1967, 1967 (Ex Sess) PA 7, MCL 124.501 to 124.512, by a contractual

 


interlocal agreement effective April 5, 1999, as amended, between

 

local participating economic development corporations formed under

 

the economic development corporations act, 1974 PA 338, MCL

 

125.1601 to 125.1636, and the Michigan strategic fund.

 

     (e) "Purchase price" means the amount paid to the qualified

 

community development entity for the qualified equity investment.

 

     (f) "Qualified active low-income community business" has the

 

meaning given to that term in section 45D of the internal revenue

 

code, except that any business that derives or projects to derive

 

15% or more of its annual revenue from the rental or sale of real

 

estate is not considered to be a qualified active low-income

 

community business unless the business is controlled by, or under

 

common control with, another business that does not derive or

 

project to derive 20% or more of its annual revenue from the rental

 

or sale of real estate and is the primary tenant of the real estate

 

leased from the initial business. A business shall be considered a

 

qualified active low-income community business for the duration of

 

the qualified community development entity's investment in, or loan

 

to, the business if the entity reasonably expects, at the time it

 

makes the investment or loan, that the business will continue to

 

satisfy the requirements for being a qualified active low-income

 

community business throughout the entire period of the investment

 

or loan.

 

     (g) "Qualified community development entity" has the meaning

 

given to that term in section 45D of the internal revenue code,

 

provided that such entity has entered into, or is controlled by a

 

qualified community development entity that has entered into, an

 


allocation agreement with the community development financial

 

institutions fund of the United States treasury department with

 

respect to credits authorized by section 45D of the internal

 

revenue code.
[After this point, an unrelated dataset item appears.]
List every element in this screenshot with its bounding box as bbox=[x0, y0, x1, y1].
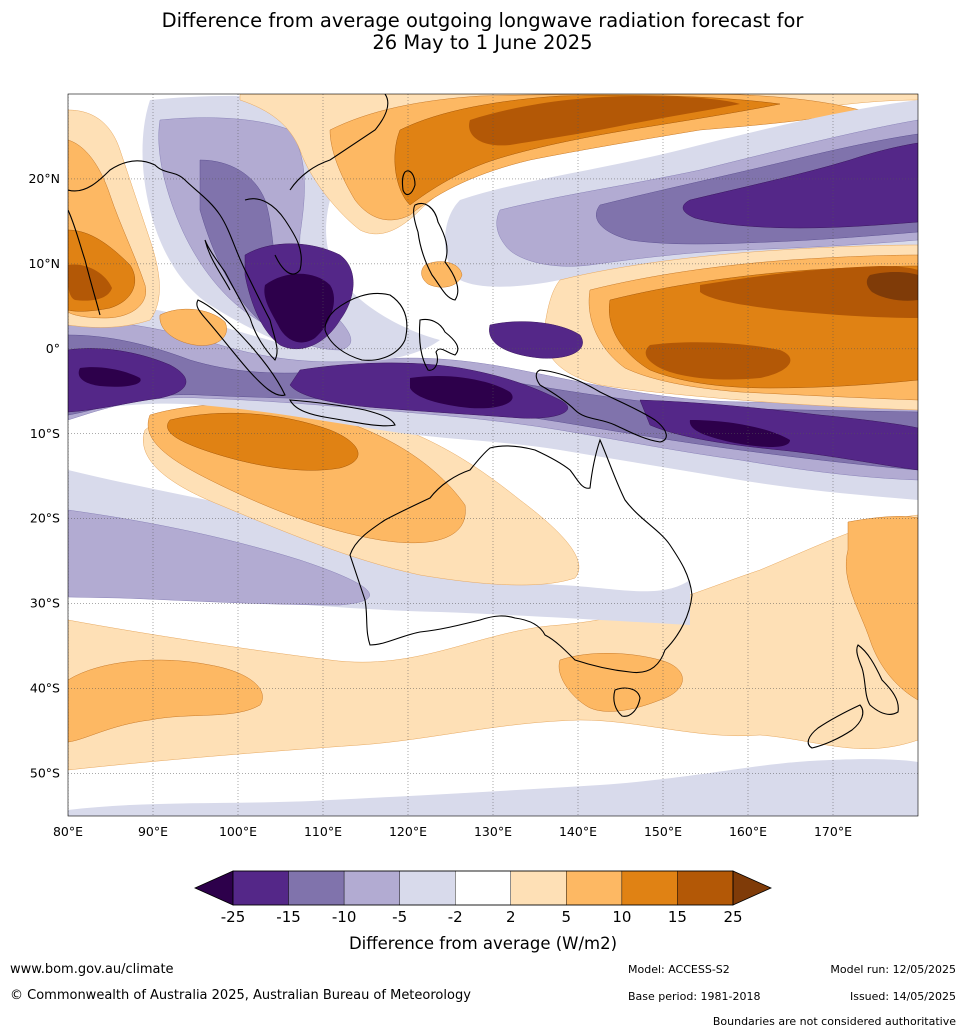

The allocation agreement shall include the state of

 

Michigan within the service area set forth in that allocation

 

agreement.

 

     (h) "Qualified equity investment" means any equity investment

 

in, or long-term debt security issued by, a qualified community

 

development entity that is acquired after July 1, 2009 at its

 

original issuance solely in exchange for cash, has at least 85% of

 

its cash purchase price used by the qualified community development

 

entity to make qualified low-income community investments in

 

qualified active low-income community businesses located in this

 

state, and is designated by the qualified community development

 

entity as a qualified equity investment under this section and is

 

certified by the Michigan economic development corporation as not

 

exceeding the limitation contained in subsection (10). Qualified

 

equity investment includes any qualified equity investment that is

 

not acquired after July 1, 2009 at its original issuance solely in

 

exchange for cash if the investment was a qualified equity

 

investment in the hands of a prior holder.

 

     (i) "Qualified low-income community investment" means, subject

 

to the limitation provided under this subdivision, any capital or

 

equity investment in, or loan to, any qualified active low-income

 

community business made after July 1, 2009. With respect to any 1

 

qualified active low-income community business, the maximum amount

 

allowed of qualified low-income community investments made in that

 


business, on a collective basis with all of its affiliates, with

 

proceeds of qualified equity investments certified as eligible for

 

tax credits under this section, whether issued to 1 or more

 

qualified community development entities, is $10,000,000.00.